Home » Craft » Rain-Forest Branch

Rain-Forest Branch

Add a touch of rain forest to your home with this fun, movable mounted rhipsalis.

This is a great sculptural project fashioned from rhipsalis and a large piece of a branch. The branch does not need to be hung on a wall or suspended from a ceiling, but you are welcome to experiment with those options. Or you can simply lean it against a wall or shelf.

Rhipsalis is an epiphytic cactus native to the Brazilian rainforest canopy. It grows nestled in tree branches and drapes gracefully to the ground, and is one of a few special cacti that thrive in a tropical rain forest. This cactus has a much different appearance than its rigid desert-dwelling relatives.

The rhipsalis is wrapped and bound in the same style as the kokedama project, but the plant is then mounted on a branch to create a striking installation. Rhipsalis is the best plant for this project—it cascades down the branch and does well mounted, like most epiphytes—but you could also use a hoya or aeschynanthus (lipstick plant). Use clear monofilament fishing line to secure the rhipsalis in the moss and a wire to hold the moss-wrapped plant to the branch. This makes it easy to remove the plant for watering. If you use driftwood, be sure to cure it before installing the plant (see page 12). It is easier to work with sheet moss that has been soaked overnight—it will be more pliable and will achieve a tighter fit.



  • Presoaked sheet moss (soak it overnight before you begin the project) (A)
  • Two varieties of 4-inch rhipsalis (B)
  • Clear monofilament fishing line (C)
  • Large piece of wood with a curved L-shape, about 4 feet long (D)
  • 22-gauge florist or bonsai wire (E)


  • Scissors (F)
  • Wire cutters (G)


Place the sheet moss on a work surface mossside down.


Pull the rhipsalis out of the pots by gently squeezing all around the pot until the plants come out with ease. Knock any loose soil off the root ball.


Center the two plants on the sheet moss.
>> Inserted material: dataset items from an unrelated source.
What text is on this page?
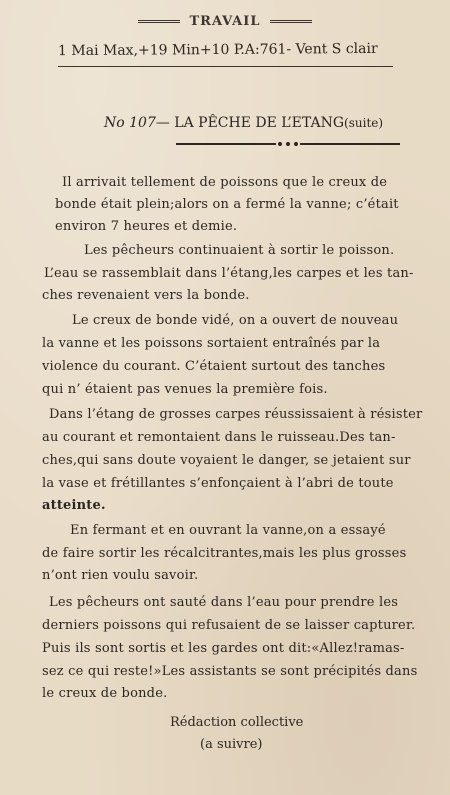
TRAVAIL
1 Mai Max,+19 Min+10 P.A:761- Vent S clair
No 107— LA PÊCHE DE L’ETANG(suite)
Il arrivait tellement de poissons que le creux de
bonde était plein;alors on a fermé la vanne; c’était
environ 7 heures et demie.
Les pêcheurs continuaient à sortir le poisson.
L’eau se rassemblait dans l’étang,les carpes et les tan-
ches revenaient vers la bonde.
Le creux de bonde vidé, on a ouvert de nouveau
la vanne et les poissons sortaient entraînés par la
violence du courant. C’étaient surtout des tanches
qui n’ étaient pas venues la première fois.
Dans l’étang de grosses carpes réussissaient à résister
au courant et remontaient dans le ruisseau.Des tan-
ches,qui sans doute voyaient le danger, se jetaient sur
la vase et frétillantes s’enfonçaient à l’abri de toute
atteinte.
En fermant et en ouvrant la vanne,on a essayé
de faire sortir les récalcitrantes,mais les plus grosses
n’ont rien voulu savoir.
Les pêcheurs ont sauté dans l’eau pour prendre les
derniers poissons qui refusaient de se laisser capturer.
Puis ils sont sortis et les gardes ont dit:«Allez!ramas-
sez ce qui reste!»Les assistants se sont précipités dans
le creux de bonde.
Rédaction collective
(a suivre)
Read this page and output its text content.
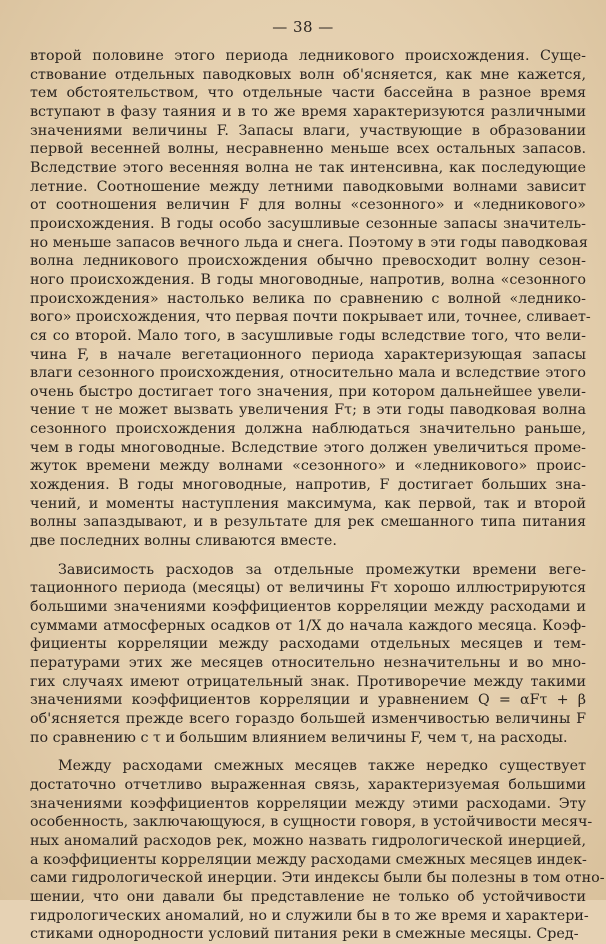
— 38 —
второй половине этого периода ледникового происхождения. Суще-
ствование отдельных паводковых волн об'ясняется, как мне кажется,
тем обстоятельством, что отдельные части бассейна в разное время
вступают в фазу таяния и в то же время характеризуются различными
значениями величины F. Запасы влаги, участвующие в образовании
первой весенней волны, несравненно меньше всех остальных запасов.
Вследствие этого весенняя волна не так интенсивна, как последующие
летние. Соотношение между летними паводковыми волнами зависит
от соотношения величин F для волны «сезонного» и «ледникового»
происхождения. В годы особо засушливые сезонные запасы значитель-
но меньше запасов вечного льда и снега. Поэтому в эти годы паводковая
волна ледникового происхождения обычно превосходит волну сезон-
ного происхождения. В годы многоводные, напротив, волна «сезонного
происхождения» настолько велика по сравнению с волной «леднико-
вого» происхождения, что первая почти покрывает или, точнее, сливает-
ся со второй. Мало того, в засушливые годы вследствие того, что вели-
чина F, в начале вегетационного периода характеризующая запасы
влаги сезонного происхождения, относительно мала и вследствие этого
очень быстро достигает того значения, при котором дальнейшее увели-
чение τ не может вызвать увеличения Fτ; в эти годы паводковая волна
сезонного происхождения должна наблюдаться значительно раньше,
чем в годы многоводные. Вследствие этого должен увеличиться проме-
жуток времени между волнами «сезонного» и «ледникового» проис-
хождения. В годы многоводные, напротив, F достигает больших зна-
чений, и моменты наступления максимума, как первой, так и второй
волны запаздывают, и в результате для рек смешанного типа питания
две последних волны сливаются вместе.
Зависимость расходов за отдельные промежутки времени веге-
тационного периода (месяцы) от величины Fτ хорошо иллюстрируются
большими значениями коэффициентов корреляции между расходами и
суммами атмосферных осадков от 1/X до начала каждого месяца. Коэф-
фициенты корреляции между расходами отдельных месяцев и тем-
пературами этих же месяцев относительно незначительны и во мно-
гих случаях имеют отрицательный знак. Противоречие между такими
значениями коэффициентов корреляции и уравнением Q = αFτ + β
об'ясняется прежде всего гораздо большей изменчивостью величины F
по сравнению с τ и большим влиянием величины F, чем τ, на расходы.
Между расходами смежных месяцев также нередко существует
достаточно отчетливо выраженная связь, характеризуемая большими
значениями коэффициентов корреляции между этими расходами. Эту
особенность, заключающуюся, в сущности говоря, в устойчивости месяч-
ных аномалий расходов рек, можно назвать гидрологической инерцией,
а коэффициенты корреляции между расходами смежных месяцев индек-
сами гидрологической инерции. Эти индексы были бы полезны в том отно-
шении, что они давали бы представление не только об устойчивости
гидрологических аномалий, но и служили бы в то же время и характери-
стиками однородности условий питания реки в смежные месяцы. Сред-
If it looks like you need a bit more soil, add a little bit back to the plants. You want to end up with a ball somewhere between the size of an orange and a grapefruit.


Cut three 5-feet-long pieces of fishing line.


Fold the moss around the root balls. If you have too much moss you can pinch some off.


While holding the moss tightly around the root ball begin wrapping the fishing line around it. Crisscross the fishing line around the moss until the moss is securely wrapped around the root ball. Be sure to wrap it tightly. If you need to wrap the moss with more fishing line cut another piece.


Tie off the fishing line and trim off the ends.


Secure the ball to the branch with wire, wrapping it tightly around both the branch and the ball one or two times. Once they’re secure, adjust the ball and plants until they look like they are resting comfortably in the crook of the branch.



Gently unwrap the wire holding the moss ball to the wood. Push the ball, plants and all, into a bowl of water. Hold it underwater until air bubbles stop coming out of the moss. Remove the moss ball and plants from the water and return them to the branch once they have stopped dripping. Water frequently in spring and summer, but reduce watering to a minimum in winter. If you stick your finger in the top of the moss ball you should be able to feel if the soil is moist or not. Allow the soil to dry between waterings.



Rhipsalis prefers bright indirect light, due to its origins as a tropical-forest understory plant.


Fertilize a maximum of once a month with a half dilution of cactus food from April to September.


If you are interested in propagating rhipsalis, take cuttings and let the severed ends callus for a few days. Plant the callused ends in a cactus mix or sand that has been lightly moistened. Cuttings will root in two to six weeks.